Who is Amin Vahdat, Google's new AI infrastructure chief?
What's the story
Google has appointed Amin Vahdat as its new Chief Technologist for AI Infrastructure. The newly created position will report directly to CEO Sundar Pichai. The move underscores the importance of AI infrastructure in Google's future plans, especially considering the company's projected capital expenditures could reach $93 billion by the end of 2025.
Career highlights
Extensive experience and contributions to AI
Vahdat, a computer scientist with a PhD from UC Berkeley, has been instrumental in building Google's AI infrastructure over the past 15 years. Before joining Google in 2010, he was an associate professor at Duke University and later a professor at UC San Diego. He has published around 395 papers focusing on improving computer efficiency at scale.
Achievements
Role in Google's AI infrastructure
As VP and GM of ML, Systems, and Cloud AI at Google, Vahdat unveiled the company's seventh-generation TPU (Tensor Processing Unit) called Ironwood. The machine packs over 9,000 chips per pod delivering 42.5 exaflops of compute power, more than 24 times that of the world's top supercomputer at the time.

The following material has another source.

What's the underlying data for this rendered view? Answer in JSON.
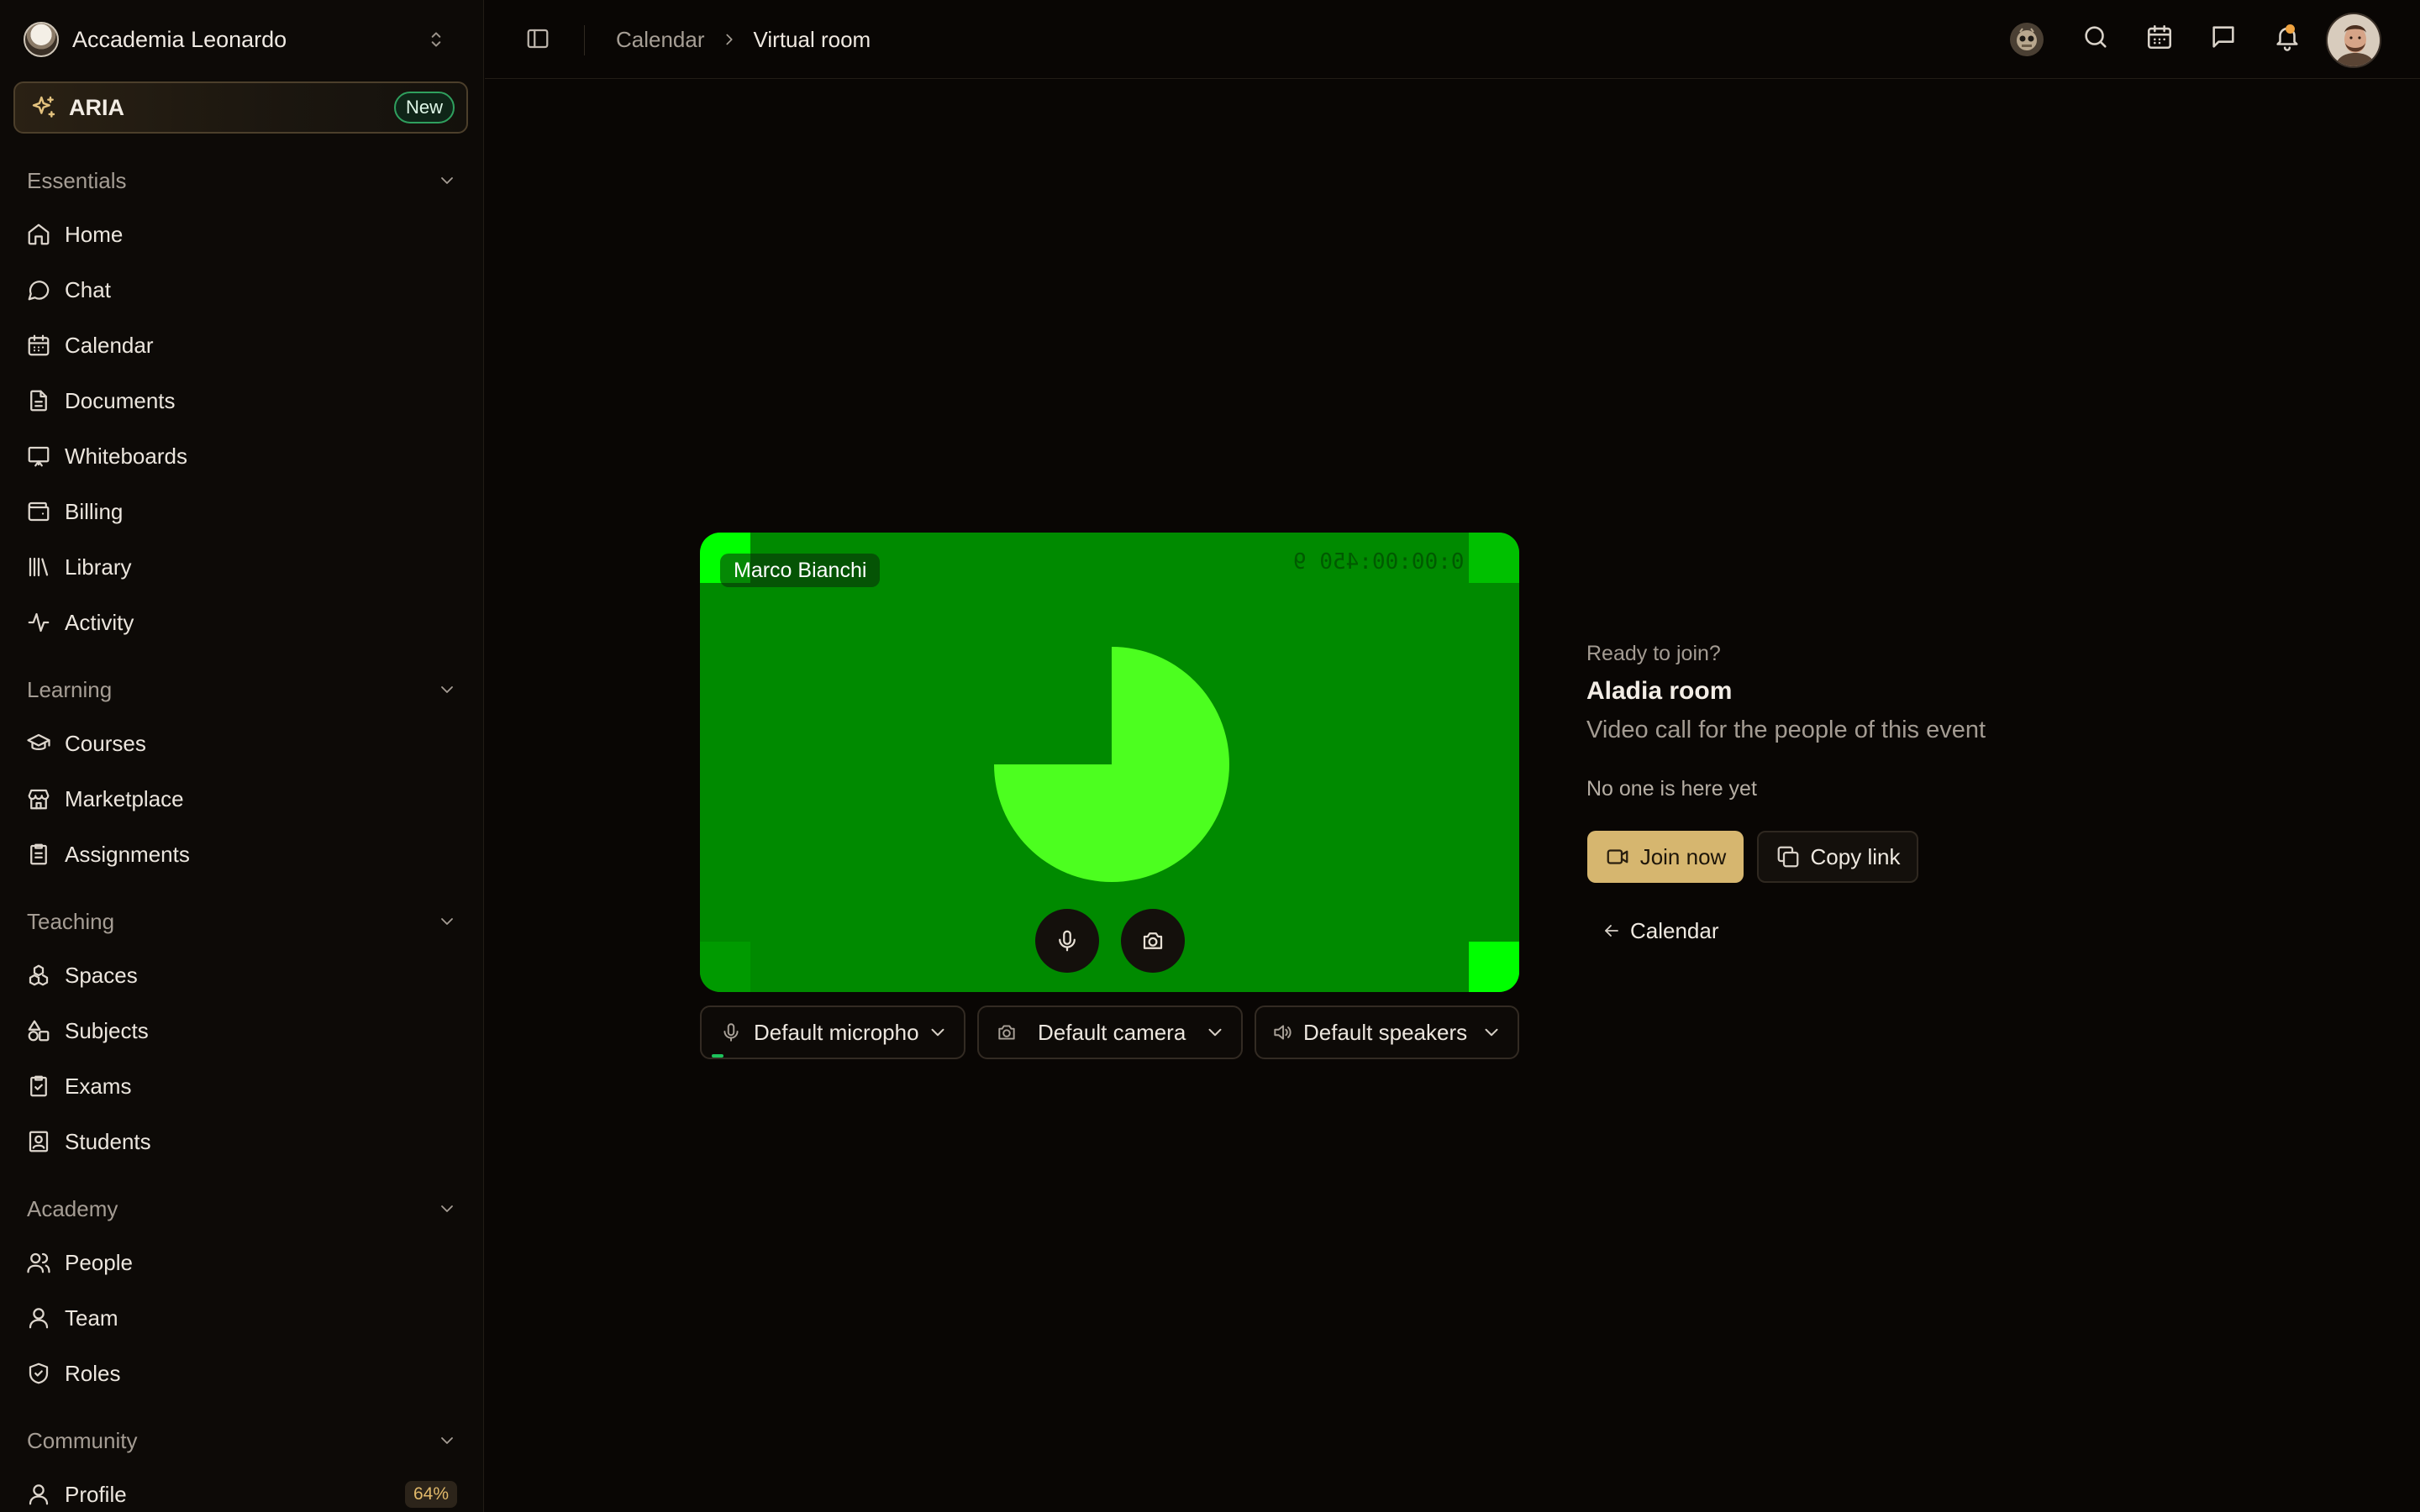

He also revealed that demand for AI compute has increased by a staggering factor of 100 million in just eight years.
Contributions
Vahdat's behind-the-scenes work at Google
Vahdat has been instrumental in Google's competitive edge over rivals like OpenAI. He has led the development of custom TPU chips for AI training and inference, and the Jupiter network, a super-fast internal network that allows all servers to communicate and transfer large amounts of data. The Jupiter network now scales to 13 petabits per second, enough bandwidth to theoretically support a video call for all 8 billion people on Earth simultaneously.
Software development
Involvement in Google's cluster management system
Vahdat has also been heavily involved in the development of Borg, Google's cluster management system that coordinates work happening across its data centers. He oversaw the development of Axion, Google's first custom Arm-based general-purpose CPUs for data centers. The company unveiled Axion last year and is still working on it.